Pier Carlo: How did you create relationship with Heath Ceramics? How did that come about?
Cedric: I made a website during the pandemic through Shopify. It was kind of out of fear like, “All right, I don’t know what’s going to happen!” I was working for somebody else, and I felt like I needed to do something for myself because someone told me a long time ago that having a job is riskier than working for yourself. I mean, when you work for yourself, you’re in control. Somebody else’s business goes down and you go down with it, and you have to switch gears and figure out what you’re going to do for yourself.
I created a website through Shopify and then made two products and started posting on Instagram. That’s been the main thing, just showing the work on Instagram, just continuously doing things and showing up. And then I had a chat that I set up on my website so people can talk to me and it’ll go directly to my phone, like a text message.
Heath Ceramics saw me on Instagram, I think, and then took notice of me. Then we had a meeting, and they wanted me to build a collection. Actually, they wanted just one item, which was a basic tumbler. I just took that idea and ran with it, and I built the whole collection. I made a series of vases, tumblers and bowls.
Pier Carlo: Wow!
Cedric: It kind of solidified our relationship.

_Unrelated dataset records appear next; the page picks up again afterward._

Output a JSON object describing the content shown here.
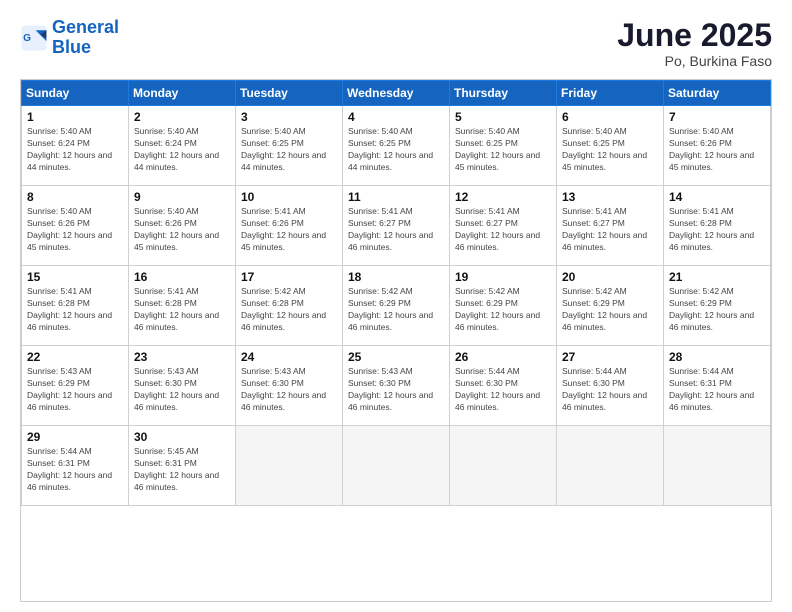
{
  "logo": {
    "line1": "General",
    "line2": "Blue"
  },
  "title": "June 2025",
  "subtitle": "Po, Burkina Faso",
  "weekdays": [
    "Sunday",
    "Monday",
    "Tuesday",
    "Wednesday",
    "Thursday",
    "Friday",
    "Saturday"
  ],
  "weeks": [
    [
      {
        "day": "1",
        "sunrise": "5:40 AM",
        "sunset": "6:24 PM",
        "daylight": "12 hours and 44 minutes."
      },
      {
        "day": "2",
        "sunrise": "5:40 AM",
        "sunset": "6:24 PM",
        "daylight": "12 hours and 44 minutes."
      },
      {
        "day": "3",
        "sunrise": "5:40 AM",
        "sunset": "6:25 PM",
        "daylight": "12 hours and 44 minutes."
      },
      {
        "day": "4",
        "sunrise": "5:40 AM",
        "sunset": "6:25 PM",
        "daylight": "12 hours and 44 minutes."
      },
      {
        "day": "5",
        "sunrise": "5:40 AM",
        "sunset": "6:25 PM",
        "daylight": "12 hours and 45 minutes."
      },
      {
        "day": "6",
        "sunrise": "5:40 AM",
        "sunset": "6:25 PM",
        "daylight": "12 hours and 45 minutes."
      },
      {
        "day": "7",
        "sunrise": "5:40 AM",
        "sunset": "6:26 PM",
        "daylight": "12 hours and 45 minutes."
      }
    ],
    [
      {
        "day": "8",
        "sunrise": "5:40 AM",
        "sunset": "6:26 PM",
        "daylight": "12 hours and 45 minutes."
      },
      {
        "day": "9",
        "sunrise": "5:40 AM",
        "sunset": "6:26 PM",
        "daylight": "12 hours and 45 minutes."
      },
      {
        "day": "10",
        "sunrise": "5:41 AM",
        "sunset": "6:26 PM",
        "daylight": "12 hours and 45 minutes."
      },
      {
        "day": "11",
        "sunrise": "5:41 AM",
        "sunset": "6:27 PM",
        "daylight": "12 hours and 46 minutes."
      },
      {
        "day": "12",
        "sunrise": "5:41 AM",
        "sunset": "6:27 PM",
        "daylight": "12 hours and 46 minutes."
      },
      {
        "day": "13",
        "sunrise": "5:41 AM",
        "sunset": "6:27 PM",
        "daylight": "12 hours and 46 minutes."
      },
      {
        "day": "14",
        "sunrise": "5:41 AM",
        "sunset": "6:28 PM",
        "daylight": "12 hours and 46 minutes."
      }
    ],
    [
      {
        "day": "15",
        "sunrise": "5:41 AM",
        "sunset": "6:28 PM",
        "daylight": "12 hours and 46 minutes."
      },
      {
        "day": "16",
        "sunrise": "5:41 AM",
        "sunset": "6:28 PM",
        "daylight": "12 hours and 46 minutes."
      },
      {
        "day": "17",
        "sunrise": "5:42 AM",
        "sunset": "6:28 PM",
        "daylight": "12 hours and 46 minutes."
      },
      {
        "day": "18",
        "sunrise": "5:42 AM",
        "sunset": "6:29 PM",
        "daylight": "12 hours and 46 minutes."
      },
      {
        "day": "19",
        "sunrise": "5:42 AM",
        "sunset": "6:29 PM",
        "daylight": "12 hours and 46 minutes."
      },
      {
        "day": "20",
        "sunrise": "5:42 AM",
        "sunset": "6:29 PM",
        "daylight": "12 hours and 46 minutes."
      },
      {
        "day": "21",
        "sunrise": "5:42 AM",
        "sunset": "6:29 PM",
        "daylight": "12 hours and 46 minutes."
      }
    ],
    [
      {
        "day": "22",
        "sunrise": "5:43 AM",
        "sunset": "6:29 PM",
        "daylight": "12 hours and 46 minutes."
      },
      {
        "day": "23",
        "sunrise": "5:43 AM",
        "sunset": "6:30 PM",
        "daylight": "12 hours and 46 minutes."
      },
      {
        "day": "24",
        "sunrise": "5:43 AM",
        "sunset": "6:30 PM",
        "daylight": "12 hours and 46 minutes."
      },
      {
        "day": "25",
        "sunrise": "5:43 AM",
        "sunset": "6:30 PM",
        "daylight": "12 hours and 46 minutes."
      },
      {
        "day": "26",
        "sunrise": "5:44 AM",
        "sunset": "6:30 PM",
        "daylight": "12 hours and 46 minutes."
      },
      {
        "day": "27",
        "sunrise": "5:44 AM",
        "sunset": "6:30 PM",
        "daylight": "12 hours and 46 minutes."
      },
      {
        "day": "28",
        "sunrise": "5:44 AM",
        "sunset": "6:31 PM",
        "daylight": "12 hours and 46 minutes."
      }
    ],
    [
      {
        "day": "29",
        "sunrise": "5:44 AM",
        "sunset": "6:31 PM",
        "daylight": "12 hours and 46 minutes."
      },
      {
        "day": "30",
        "sunrise": "5:45 AM",
        "sunset": "6:31 PM",
        "daylight": "12 hours and 46 minutes."
      },
      null,
      null,
      null,
      null,
      null
    ]
  ]
}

Pier Carlo: I’d love to talk about what you’re creating on your play day. Can you talk about any projects or experimentations that you’re particularly excited about on those days of imagination?
Cedric: Yeah. I’ve been recently working on a series of lighting. It’s still functional, but it’s like sculptural-type lighting. It’s bright and bold and very colorful and incorporating pattern, and I’m trying different techniques to make the pattern as well. I’m being free of measuring things, just making objects and then rearranging them on my shelf and then making some more objects and then finally bringing them to life and wiring them up.
My goal is towards the end of the year to have five to seven lamps made to present to a ... . There’s a gallery here in Los Angeles, a design gallery. What they do is they sell furniture and art. It’s kind of like a testing ground to see how the world reacts to them.
Pier Carlo: And that’s a year from now?
Cedric: That’s at the end of the year, in December! I’ll present those in December, and then I’ll keep making them and present them to another gallery and then incorporate some of those in my show as well.